The world's worst television shows

Before I begin, I must admit that this post is really centered around tv shows here in the United States. I cannot say that I have seen too many shows from other countries, but I am very confident that my choices for the two worst tv shows in the world would rank high on everybody's list of things to avoid watching.

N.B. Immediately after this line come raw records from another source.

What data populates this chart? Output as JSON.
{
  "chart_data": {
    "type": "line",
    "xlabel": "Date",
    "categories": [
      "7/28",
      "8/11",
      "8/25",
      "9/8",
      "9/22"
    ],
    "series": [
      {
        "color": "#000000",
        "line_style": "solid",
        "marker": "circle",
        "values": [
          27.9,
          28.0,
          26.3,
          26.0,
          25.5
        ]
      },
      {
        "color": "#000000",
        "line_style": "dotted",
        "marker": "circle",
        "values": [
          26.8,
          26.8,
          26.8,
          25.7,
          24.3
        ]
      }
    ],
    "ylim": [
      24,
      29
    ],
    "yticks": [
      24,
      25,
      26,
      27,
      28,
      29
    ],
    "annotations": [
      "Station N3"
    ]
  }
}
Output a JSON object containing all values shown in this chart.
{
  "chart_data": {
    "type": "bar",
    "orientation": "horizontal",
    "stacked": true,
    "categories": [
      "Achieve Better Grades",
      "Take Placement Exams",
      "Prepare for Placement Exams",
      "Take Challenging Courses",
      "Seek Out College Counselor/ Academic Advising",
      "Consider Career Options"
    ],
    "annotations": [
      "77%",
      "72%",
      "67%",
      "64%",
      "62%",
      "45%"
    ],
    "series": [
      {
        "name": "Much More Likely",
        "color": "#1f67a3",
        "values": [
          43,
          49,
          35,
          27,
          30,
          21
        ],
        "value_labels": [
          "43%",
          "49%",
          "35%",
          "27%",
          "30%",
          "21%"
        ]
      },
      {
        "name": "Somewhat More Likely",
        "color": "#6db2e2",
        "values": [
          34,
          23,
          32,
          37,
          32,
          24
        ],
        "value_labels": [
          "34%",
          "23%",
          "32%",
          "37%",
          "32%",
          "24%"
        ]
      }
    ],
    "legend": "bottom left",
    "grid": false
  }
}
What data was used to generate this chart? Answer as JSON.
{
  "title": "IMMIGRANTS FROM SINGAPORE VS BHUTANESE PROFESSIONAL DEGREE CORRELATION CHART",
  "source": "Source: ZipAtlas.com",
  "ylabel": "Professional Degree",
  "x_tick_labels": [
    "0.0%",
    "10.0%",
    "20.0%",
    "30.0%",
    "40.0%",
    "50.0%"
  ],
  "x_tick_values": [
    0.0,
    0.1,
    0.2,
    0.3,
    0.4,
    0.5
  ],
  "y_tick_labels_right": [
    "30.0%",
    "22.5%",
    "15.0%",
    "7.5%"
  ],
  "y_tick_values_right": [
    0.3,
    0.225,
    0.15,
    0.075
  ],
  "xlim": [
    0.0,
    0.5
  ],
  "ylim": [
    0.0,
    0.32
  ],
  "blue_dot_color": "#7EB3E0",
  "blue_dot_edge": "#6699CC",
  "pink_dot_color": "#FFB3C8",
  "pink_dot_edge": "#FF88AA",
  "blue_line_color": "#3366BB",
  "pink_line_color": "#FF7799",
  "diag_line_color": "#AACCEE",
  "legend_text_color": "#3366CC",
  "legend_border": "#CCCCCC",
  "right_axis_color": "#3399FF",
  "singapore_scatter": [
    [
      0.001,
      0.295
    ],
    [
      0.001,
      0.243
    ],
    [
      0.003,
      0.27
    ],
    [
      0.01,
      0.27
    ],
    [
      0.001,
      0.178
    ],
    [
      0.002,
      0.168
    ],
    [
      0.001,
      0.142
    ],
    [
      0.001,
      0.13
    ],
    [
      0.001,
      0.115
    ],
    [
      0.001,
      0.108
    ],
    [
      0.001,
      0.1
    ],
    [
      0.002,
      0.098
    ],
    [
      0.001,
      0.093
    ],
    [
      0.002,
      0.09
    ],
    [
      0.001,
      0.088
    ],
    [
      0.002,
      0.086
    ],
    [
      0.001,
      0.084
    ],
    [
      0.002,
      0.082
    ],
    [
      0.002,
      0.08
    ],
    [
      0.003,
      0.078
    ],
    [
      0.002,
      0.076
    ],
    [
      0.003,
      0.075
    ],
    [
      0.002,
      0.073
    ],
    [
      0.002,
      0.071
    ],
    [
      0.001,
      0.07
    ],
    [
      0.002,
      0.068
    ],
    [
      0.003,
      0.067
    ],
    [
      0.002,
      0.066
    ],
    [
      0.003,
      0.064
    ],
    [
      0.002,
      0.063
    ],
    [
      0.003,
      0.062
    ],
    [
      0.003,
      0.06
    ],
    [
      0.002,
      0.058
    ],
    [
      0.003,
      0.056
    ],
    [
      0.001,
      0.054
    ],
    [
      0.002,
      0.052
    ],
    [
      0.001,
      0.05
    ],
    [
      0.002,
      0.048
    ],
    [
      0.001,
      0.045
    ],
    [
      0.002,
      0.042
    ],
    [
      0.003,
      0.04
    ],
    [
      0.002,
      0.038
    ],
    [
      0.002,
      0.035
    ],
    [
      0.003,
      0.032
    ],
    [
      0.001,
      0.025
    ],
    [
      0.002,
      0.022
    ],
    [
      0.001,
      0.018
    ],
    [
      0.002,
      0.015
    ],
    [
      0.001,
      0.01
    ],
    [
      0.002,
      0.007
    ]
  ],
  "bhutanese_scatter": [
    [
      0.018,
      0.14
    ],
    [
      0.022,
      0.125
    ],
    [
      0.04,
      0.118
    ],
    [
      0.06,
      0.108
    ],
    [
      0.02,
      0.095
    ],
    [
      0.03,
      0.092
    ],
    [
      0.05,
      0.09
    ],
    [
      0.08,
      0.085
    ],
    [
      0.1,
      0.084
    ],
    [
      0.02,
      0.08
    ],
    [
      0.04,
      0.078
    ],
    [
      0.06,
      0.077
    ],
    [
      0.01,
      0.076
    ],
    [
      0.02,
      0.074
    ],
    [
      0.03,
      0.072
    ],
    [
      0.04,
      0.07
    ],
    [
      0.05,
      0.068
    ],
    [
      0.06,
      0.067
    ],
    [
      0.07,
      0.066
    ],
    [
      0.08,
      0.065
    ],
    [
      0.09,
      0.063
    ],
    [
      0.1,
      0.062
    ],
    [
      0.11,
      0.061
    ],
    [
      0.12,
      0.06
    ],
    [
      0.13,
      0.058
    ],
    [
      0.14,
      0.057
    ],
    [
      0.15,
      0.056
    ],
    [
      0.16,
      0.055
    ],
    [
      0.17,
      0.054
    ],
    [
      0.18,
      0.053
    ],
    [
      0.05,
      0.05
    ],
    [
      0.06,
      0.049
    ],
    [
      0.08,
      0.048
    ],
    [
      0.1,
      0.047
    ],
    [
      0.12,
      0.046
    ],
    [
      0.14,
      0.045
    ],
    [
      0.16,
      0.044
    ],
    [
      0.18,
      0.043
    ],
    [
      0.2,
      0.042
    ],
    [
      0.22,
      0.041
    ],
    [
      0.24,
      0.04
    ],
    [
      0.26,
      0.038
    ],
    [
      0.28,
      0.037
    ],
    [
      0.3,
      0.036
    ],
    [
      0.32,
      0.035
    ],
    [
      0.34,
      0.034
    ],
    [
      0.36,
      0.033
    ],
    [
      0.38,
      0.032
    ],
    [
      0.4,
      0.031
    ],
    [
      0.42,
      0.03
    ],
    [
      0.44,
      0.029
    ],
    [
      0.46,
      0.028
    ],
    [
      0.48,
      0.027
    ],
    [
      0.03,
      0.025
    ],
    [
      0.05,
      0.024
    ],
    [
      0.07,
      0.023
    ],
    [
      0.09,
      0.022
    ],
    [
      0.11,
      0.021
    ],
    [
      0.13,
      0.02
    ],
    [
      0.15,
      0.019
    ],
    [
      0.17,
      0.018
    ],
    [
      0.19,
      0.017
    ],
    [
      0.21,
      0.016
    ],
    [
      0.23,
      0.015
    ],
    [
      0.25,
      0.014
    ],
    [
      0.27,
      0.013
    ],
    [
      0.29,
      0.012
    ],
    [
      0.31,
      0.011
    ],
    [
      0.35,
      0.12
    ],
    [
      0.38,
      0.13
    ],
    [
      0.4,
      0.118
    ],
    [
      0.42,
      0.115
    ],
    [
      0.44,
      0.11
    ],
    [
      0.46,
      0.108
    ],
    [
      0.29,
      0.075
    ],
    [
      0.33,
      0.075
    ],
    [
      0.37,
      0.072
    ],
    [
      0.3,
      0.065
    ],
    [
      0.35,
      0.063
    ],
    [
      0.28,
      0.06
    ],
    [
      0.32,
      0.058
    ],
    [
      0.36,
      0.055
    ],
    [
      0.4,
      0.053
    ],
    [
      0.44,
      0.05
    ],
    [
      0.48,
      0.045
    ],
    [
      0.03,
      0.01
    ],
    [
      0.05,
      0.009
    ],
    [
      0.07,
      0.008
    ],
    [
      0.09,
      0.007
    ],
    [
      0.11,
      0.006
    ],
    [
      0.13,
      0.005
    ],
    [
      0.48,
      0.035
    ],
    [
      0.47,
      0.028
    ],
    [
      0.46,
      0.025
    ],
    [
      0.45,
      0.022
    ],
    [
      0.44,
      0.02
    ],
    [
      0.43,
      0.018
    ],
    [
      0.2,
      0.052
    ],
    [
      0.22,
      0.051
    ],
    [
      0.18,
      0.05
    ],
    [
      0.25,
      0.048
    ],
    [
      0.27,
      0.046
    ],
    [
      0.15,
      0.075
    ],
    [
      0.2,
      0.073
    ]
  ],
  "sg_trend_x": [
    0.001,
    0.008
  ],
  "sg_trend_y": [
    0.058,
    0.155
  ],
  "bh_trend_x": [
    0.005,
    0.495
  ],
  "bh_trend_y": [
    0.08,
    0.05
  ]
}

Now that I've gotten that out of the way, allow me to announce the first of my two choices. The Wiggles is one of the most ridiculous shows on tv. If you don't know what it is, the show airs on Nick, Jr and is, of course, geared towards children. The show is centered around a "band" from Australia that is composed of four grown men named Sam, Murray, Jeff, and Anthony. These guys dress up in all sorts of outfits and sing songs in very high-pitched voices. They pretend to be on pirate ships, on golf courses, and in the pool, among other things, and always sing about how happy they are (or, in contrast, how the giant shark in the ocean is a big fat meanie). I am aware that television shows for children are meant to be on the silly side and that complex plots are not to be expected, but this show goes overboard. To watch these four, thirty(ish) year old men prance around in flamboyant costumes and sing as if they really mean what they say, is simply mind blowing. I really hope that they get paid a great deal of money, because the mere idea that they degrade themselves in that manner out of the pure goodness of their hearts makes me a little bit sick.

Second on my list is a show that I know all of you have seen at least once. Most Extreme Elimination Challenge, which now airs on SpikeTV, is one of the most annoying things I have come across in my entire life. Sure, the show is a tiny bit funny the first time you see it, but this is mainly due to how incredibly ridiculous the entire concept is. Ok, I admit that the show has pulled a few chuckles from me, but honestly, how many times can one watch an adult attempt to jump over a Styrofoam fish over a pool of oil? Shows like this really exemplify the words of H. L. Mencken, "Nobody ever went broke underestimating the taste of the American public." The fact that this show can keep thousands upon thousands of people entertained day in and day out speaks volumes about how truly starved for culture much of us are. If any of you really do like this show, please engage in some sort of pain inducing practice each time you are tempted to turn on the tv. I promise, it is for your own good.